Capacity, not compliance
A reframe is this: the goal is not to get clients to stay with their feelings at all costs. The goal is to support their capacity to do so.
Capacity is not static. It fluctuates moment to moment, shaped by physiology, history, context, and relational safety. A client who cannot stay with an emotion is not resistant or avoidant in a moral sense, they are meeting the limits of their current capacity.
From this perspective, regulation is not the opposite of feeling. It is one of the resources that can expand the window within which feeling becomes possible.
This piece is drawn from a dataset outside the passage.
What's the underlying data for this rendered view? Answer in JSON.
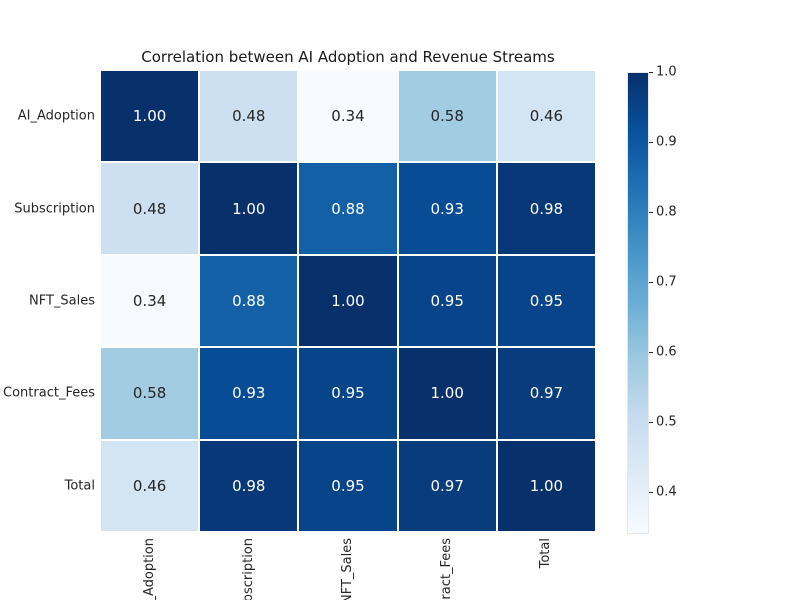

But, (and this is crucial), capacity is not built by consistently moving away from discomfort. It is built through titrated, supported contact with it.
Staying at the edge
So what does this look like in practice?
It often means working at the edge of the client’s experience, rather than pulling them back prematurely or pushing them too far.
It might look like:
- Noticing the impulse to intervene and pausing, allowing a few more moments of feeling
- Naming what is happening (“There’s something here that feels hard to stay with”) without immediately changing it
- Supporting the client to track their experience, rather than escape it
- Allowing discomfort to exist without rushing to resolve it
At times, it will also mean choosing to regulate, to orient, ground, or shift, when the client is genuinely overwhelmed. The skill lies in discerning the difference.
A Different Kind of Trust
Underlying this work is a particular kind of trust in the client’s process, trust in the body’s capacity to move toward integration, and trust that not all discomfort needs to be immediately alleviated.
For some practitioners, this can feel counterintuitive. It asks us to tolerate ambiguity, to let go of the need for quick resolution, and to sit with experiences that do not have neat or timely outcomes.
But it is often in this space, where nothing is being fixed, and nothing is being avoided, that something meaningful begins to shift.
Not always quickly. Not always visibly. But often, more deeply than if we had intervened too soon.